In aula erano presenti rappresentanti del comitato “Tuteliamo la Salute” e di altre realtà locali impegnate nella difesa dell’ambiente, realtà che Nardin ha già incontrato nei mesi scorsi per ascoltarne le preoccupazioni.

“Questa Provincia ha dimostrato con i fatti attenzione alla tutela ambientale” ha ricordato il presidente, citando l’impegno sul caso Miteni e il sostegno alle Mamme no Pfas nel procedimento penale concluso con la condanna dei responsabili. “Lo stesso rigore lo applichiamo oggi sull’ex Safond. L’acqua e l’ambiente non sono oggetto di trattativa, e il confronto con comitati e istituzioni serve proprio a mantenere alta l’attenzione”.

Sulla procedura è intervenuto anche il consigliere provinciale delegato all’Ambiente, Filippo Negro, sottolineando la competenza degli uffici tecnici e del comitato Via: “L’obiettivo è la tutela del corpo idrico e la sicurezza ambientale. È il cuore del nostro lavoro”.

Sul piano operativo, il dirigente dell’Area Tecnica, ing. Filippo Squarcina, ha chiarito che non è stata ancora fissata la data della prossima Conferenza dei Servizi. In questi giorni è arrivata dall’azienda proponente l’integrazione tecnica richiesta a dicembre, documentazione che sarà trasmessa al Comune di Montecchio Precalcino per le valutazioni del caso.

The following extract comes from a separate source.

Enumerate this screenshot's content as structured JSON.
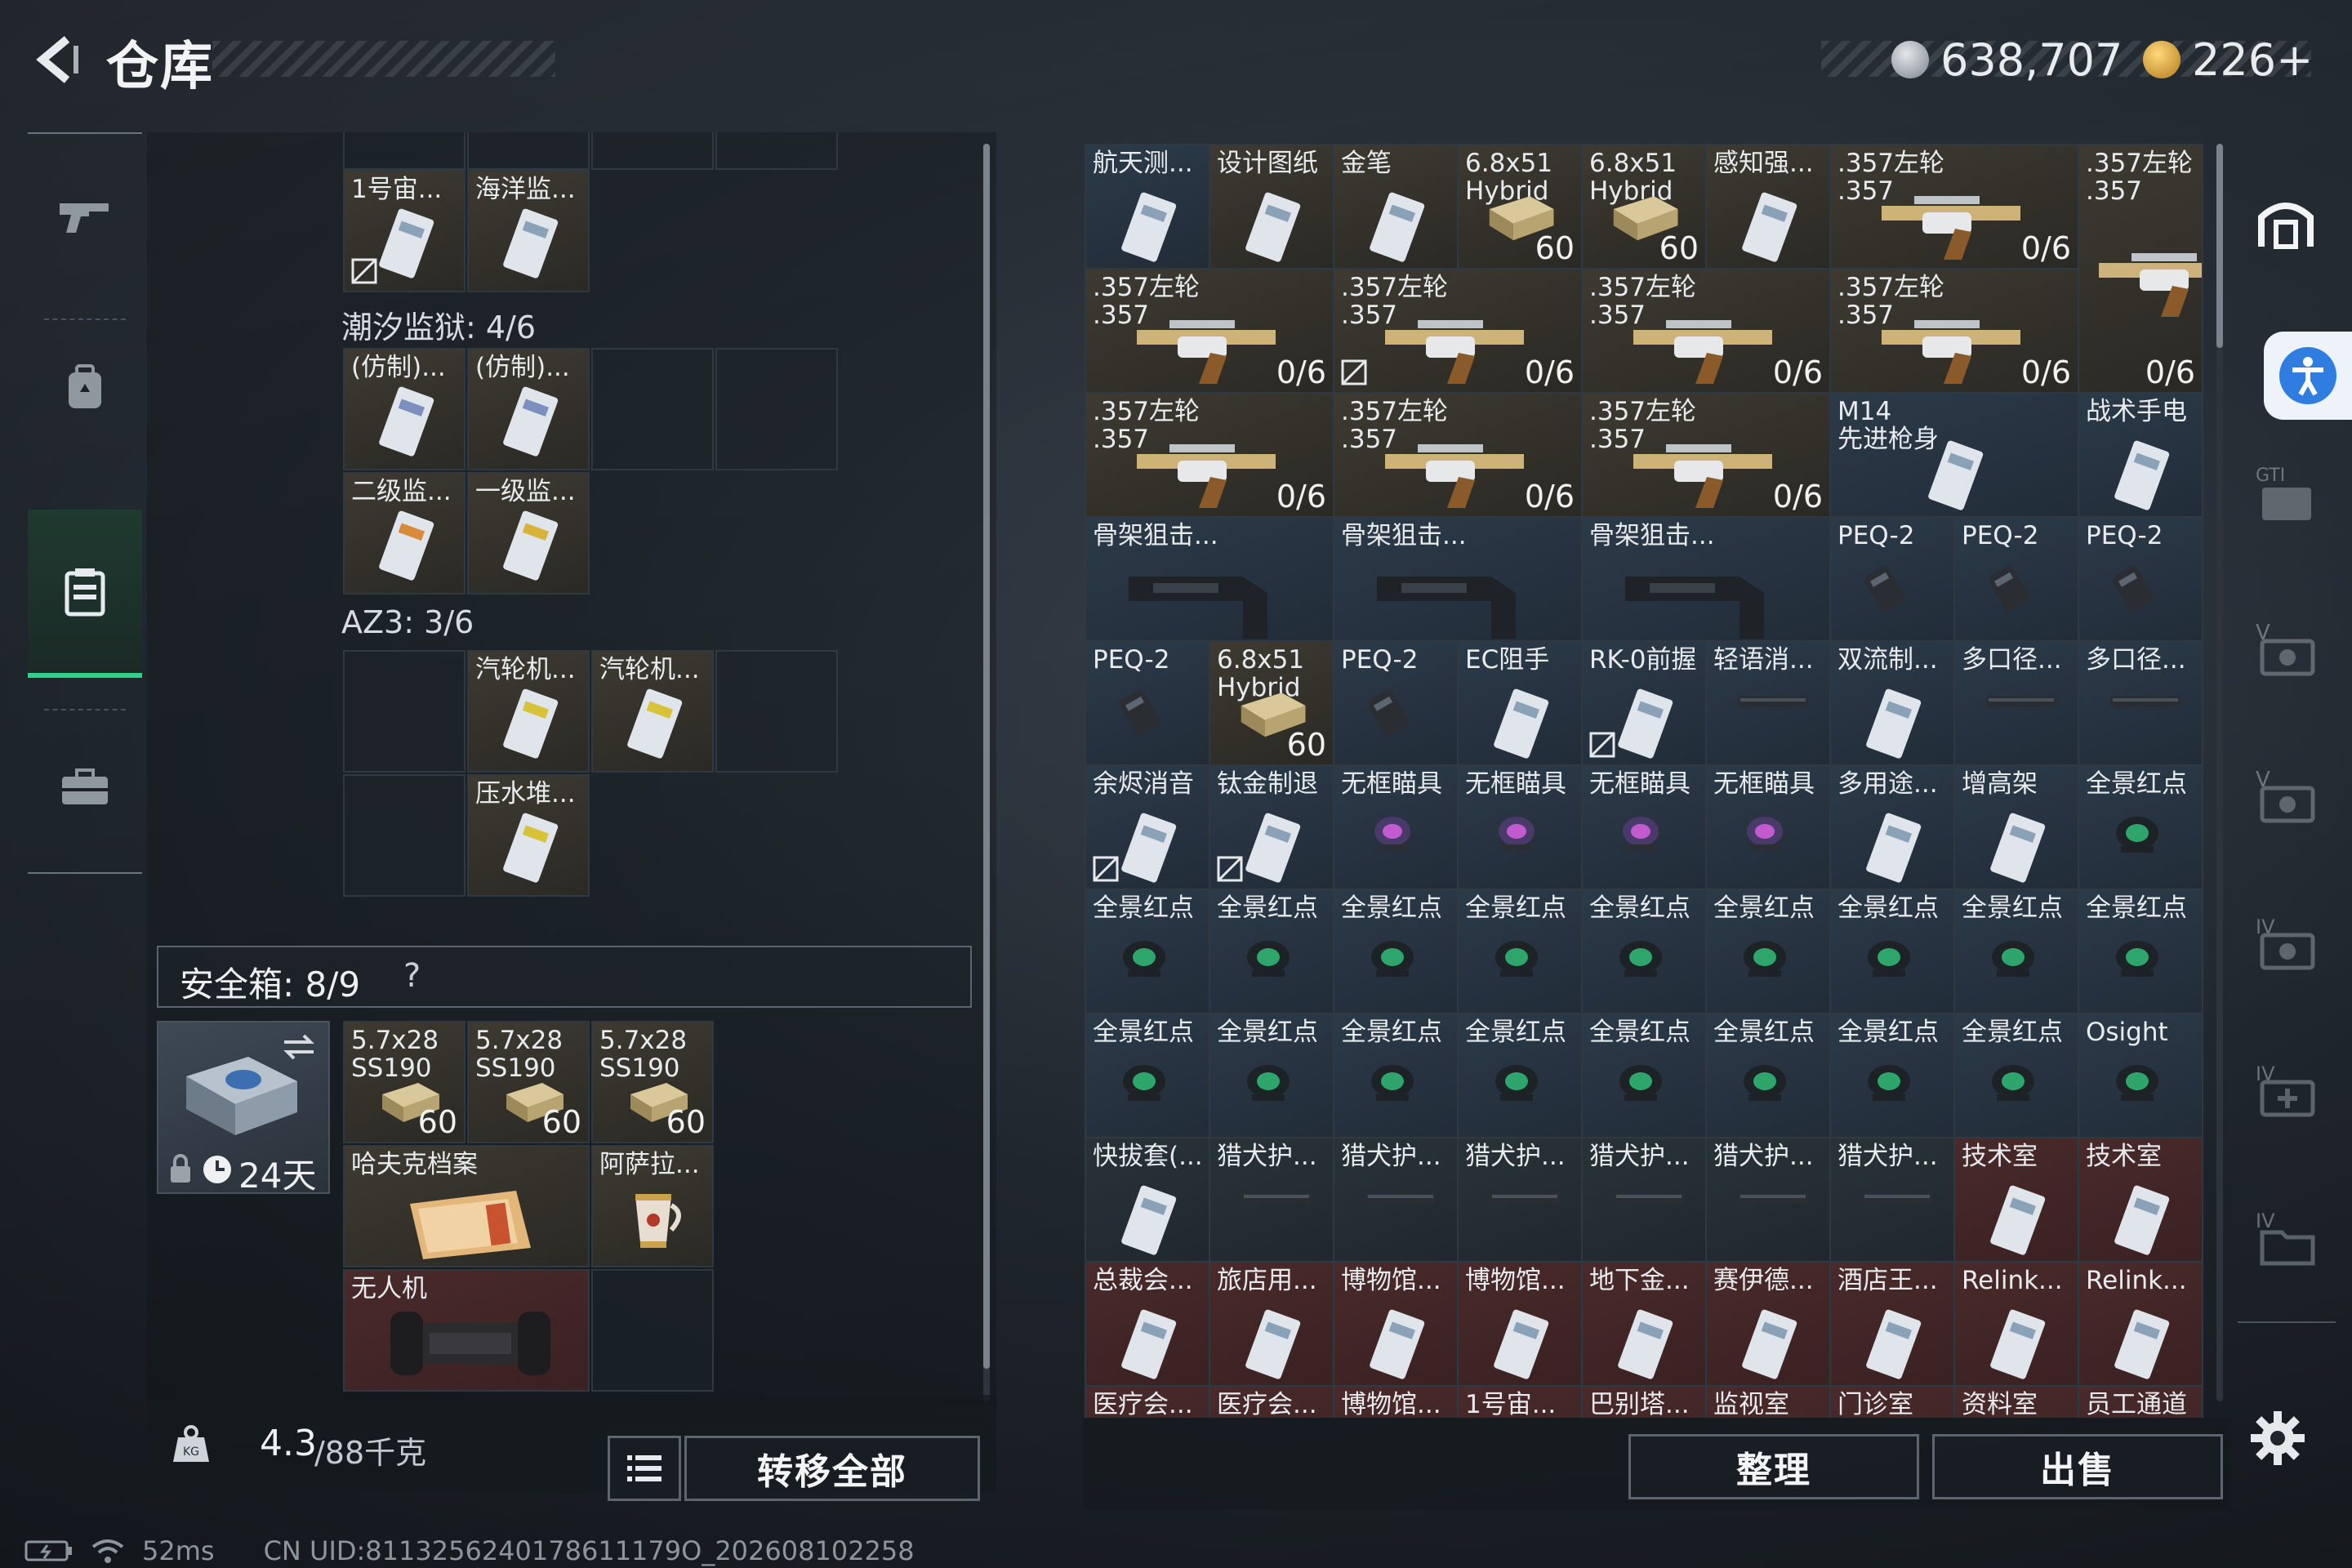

La Provincia sta inoltre verificando con i propri legali le eventuali implicazioni di una sospensione dell’iter, ipotesi legata anche alla definizione da parte della Regione Veneto delle aree di salvaguardia dei pozzi idropotabili. L’obiettivo, ha precisato Squarcina, è assicurare che ogni scelta sia motivata e blindata dal punto di vista giuridico.